Se le ricorderà, Tenzō, quelle parole.

 

 

 

La notte è tranquilla, ma Kakashi non si concede un minuto di riposo. Lui dorme anche troppo, invece: Itachi lo sveglia con mezz’ora di ritardo rispetto alla fine del suo turno di guardia, dicendo che “mi sono perso nei miei pensieri e non mi sono accorto del tempo che passava”. Fresco come una rosa, al pari del loro capitano.

Ora, Tenzō non si considera affatto un ninja debole o poco preciso nel suo lavoro, ma quei due sono dei mostri. Di Itachi lo sapeva, naturalmente, ma per quanto riguarda Kakashi non si era mai davvero fidato delle voci che circolano su di lui. Credeva che fossero ingigantite all’estremo, ma anche se quella è solo una missione di ricognizione è più che evidente che tipo di ninja sia Kakashi, non solo per il modo in cui regge alla fatica e all’assenza di sonno. Non esita mai, non si concede un singolo attimo di distrazione anche quando potrebbe benissimo farlo, non fa rumore quando si muove e non lascia tracce del suo passaggio. Utilizza tecniche senza nemmeno formare i sigilli e la sua mente sembra sempre essere tre passi avanti ai fatti, e Tenzō è convinto che l’unico motivo per cui non hanno ancora messo le mani sui banditi è che gli è stato ordinato diversamente. Anche quella diceria è totalmente vera: Kakashi segue le regole alla lettera e si assicura che lui e Itachi facciano lo stesso. Sembra saltato fuori dai manuali ninja della Radice.

Tenzō avrà occasione, più avanti, di vedere quanto ciò sia vero solo fino a un certo punto. Ma in quel momento pensa solo che non è sicuro di volerlo vedere all’opera in una missione più movimentata, perché gli legge negli occhi (nell’occhio) che sarebbe disposto a sacrificare qualunque cosa pur di portarla a termine con successo. E lui non ha nessuna intenzione di lasciarci le penne a tredici anni.

E poi, dopo due giorni di ordini comunicati a gesti durante i quali Tenzō ha visto piano piano scemare le possibilità di conoscere il leggendario Kakashi Hatake più da vicino, la suddetta leggenda vivente decide di farlo lui, sempre che la sua frase possa essere considerata tale.

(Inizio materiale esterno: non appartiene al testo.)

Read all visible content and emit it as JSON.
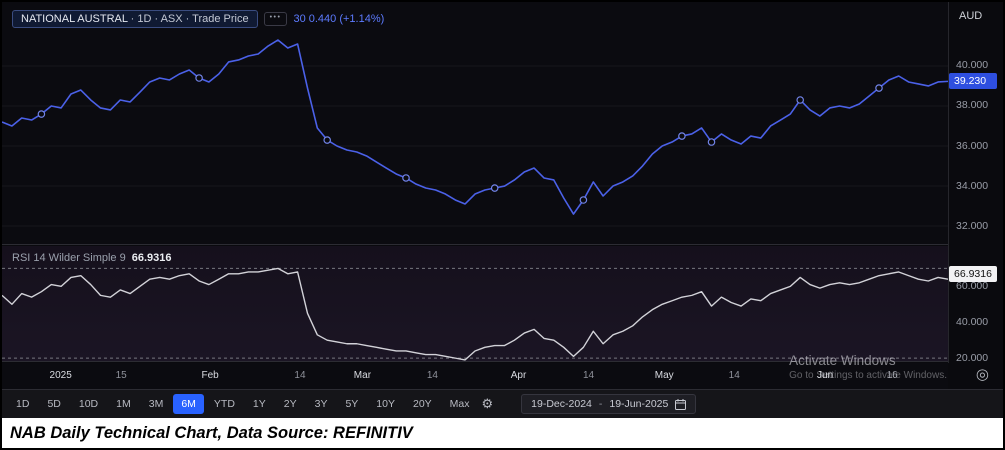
{
  "header": {
    "instrument": "NATIONAL AUSTRAL",
    "params": " · 1D · ASX · Trade Price",
    "menu_dots": "•••",
    "quote": "30  0.440 (+1.14%)",
    "currency": "AUD"
  },
  "price_badge": "39.230",
  "rsi": {
    "label": "RSI 14 Wilder Simple 9",
    "value": "66.9316"
  },
  "x_axis": {
    "target_icon": "◎",
    "labels": [
      {
        "label": "2025",
        "pos": 0.062,
        "major": true
      },
      {
        "label": "15",
        "pos": 0.126,
        "major": false
      },
      {
        "label": "Feb",
        "pos": 0.22,
        "major": true
      },
      {
        "label": "14",
        "pos": 0.315,
        "major": false
      },
      {
        "label": "Mar",
        "pos": 0.381,
        "major": true
      },
      {
        "label": "14",
        "pos": 0.455,
        "major": false
      },
      {
        "label": "Apr",
        "pos": 0.546,
        "major": true
      },
      {
        "label": "14",
        "pos": 0.62,
        "major": false
      },
      {
        "label": "May",
        "pos": 0.7,
        "major": true
      },
      {
        "label": "14",
        "pos": 0.774,
        "major": false
      },
      {
        "label": "Jun",
        "pos": 0.87,
        "major": true
      },
      {
        "label": "16",
        "pos": 0.941,
        "major": false
      }
    ]
  },
  "toolbar": {
    "ranges": [
      "1D",
      "5D",
      "10D",
      "1M",
      "3M",
      "6M",
      "YTD",
      "1Y",
      "2Y",
      "3Y",
      "5Y",
      "10Y",
      "20Y",
      "Max"
    ],
    "selected": "6M",
    "gear_icon": "⚙",
    "date_from": "19-Dec-2024",
    "date_sep": "-",
    "date_to": "19-Jun-2025"
  },
  "watermark": {
    "line1": "Activate Windows",
    "line2": "Go to Settings to activate Windows."
  },
  "caption": "NAB Daily Technical Chart, Data Source: REFINITIV",
  "colors": {
    "price_line": "#4b61e8",
    "price_marker_stroke": "#7284e8",
    "rsi_line": "#d2d2d8",
    "band_line": "#77777f",
    "grid_line": "#17171d",
    "accent_blue": "#2962ff",
    "price_badge_bg": "#2e4fe0"
  },
  "chart_data": [
    {
      "type": "line",
      "name": "price",
      "title": "NATIONAL AUSTRAL · 1D · ASX · Trade Price (AUD)",
      "x_range": [
        "19-Dec-2024",
        "19-Jun-2025"
      ],
      "ylim": [
        31.1,
        43.2
      ],
      "yticks": [
        40,
        38,
        36,
        34,
        32
      ],
      "ytick_labels": [
        "40.000",
        "38.000",
        "36.000",
        "34.000",
        "32.000"
      ],
      "last_value": 39.23,
      "last_label": "39.230",
      "change": "+0.440 (+1.14%)",
      "marker_indices": [
        4,
        20,
        33,
        41,
        50,
        59,
        69,
        72,
        81,
        89
      ],
      "values": [
        37.2,
        37.0,
        37.4,
        37.3,
        37.6,
        38.0,
        37.9,
        38.6,
        38.8,
        38.3,
        37.9,
        37.8,
        38.3,
        38.2,
        38.7,
        39.2,
        39.4,
        39.3,
        39.6,
        39.8,
        39.4,
        39.2,
        39.6,
        40.2,
        40.3,
        40.5,
        40.6,
        41.0,
        41.3,
        40.9,
        41.1,
        38.9,
        36.9,
        36.3,
        36.0,
        35.8,
        35.7,
        35.5,
        35.2,
        34.9,
        34.6,
        34.4,
        34.1,
        33.9,
        33.8,
        33.6,
        33.3,
        33.1,
        33.6,
        33.8,
        33.9,
        34.0,
        34.3,
        34.7,
        34.9,
        34.4,
        34.3,
        33.4,
        32.6,
        33.3,
        34.2,
        33.5,
        34.0,
        34.2,
        34.5,
        35.0,
        35.6,
        36.0,
        36.2,
        36.5,
        36.6,
        36.9,
        36.2,
        36.6,
        36.3,
        36.1,
        36.5,
        36.4,
        37.0,
        37.3,
        37.6,
        38.3,
        37.8,
        37.5,
        37.9,
        38.0,
        37.9,
        38.1,
        38.5,
        38.9,
        39.3,
        39.5,
        39.2,
        39.1,
        39.0,
        39.2,
        39.23
      ]
    },
    {
      "type": "line",
      "name": "rsi",
      "title": "RSI 14 Wilder Simple 9",
      "ylim": [
        18.4,
        82.5
      ],
      "yticks": [
        60,
        40,
        20
      ],
      "ytick_labels": [
        "60.000",
        "40.000",
        "20.000"
      ],
      "bands": [
        70,
        20
      ],
      "last_level": 66.9316,
      "last_label": "66.9316",
      "values": [
        55,
        50,
        56,
        54,
        57,
        61,
        60,
        65,
        66,
        61,
        55,
        54,
        58,
        56,
        60,
        64,
        65,
        64,
        66,
        67,
        63,
        61,
        64,
        67,
        67,
        68,
        68,
        69,
        70,
        67,
        68,
        45,
        33,
        30,
        29,
        28,
        28,
        27,
        26,
        25,
        24,
        24,
        23,
        22,
        22,
        21,
        20,
        19,
        24,
        26,
        27,
        27,
        30,
        34,
        36,
        31,
        30,
        26,
        21,
        26,
        35,
        28,
        33,
        35,
        38,
        43,
        47,
        50,
        52,
        54,
        55,
        57,
        49,
        54,
        51,
        49,
        53,
        52,
        56,
        58,
        60,
        65,
        61,
        59,
        61,
        62,
        61,
        62,
        64,
        66,
        67,
        68,
        66,
        64,
        63,
        65,
        64
      ]
    }
  ]
}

«Tenzō» lo chiama, e lui si volta rallentando il passo, aspettando che lo raggiunga. Lo fissa negli occhi dall’alto dei suoi venti centimetri in più, ed è intimorente.

«Hai fatto un buon lavoro».

E non è niente, sono cinque misere parole, ma Tenzō si sente come se non gli avessero mai fatto un complimento migliore.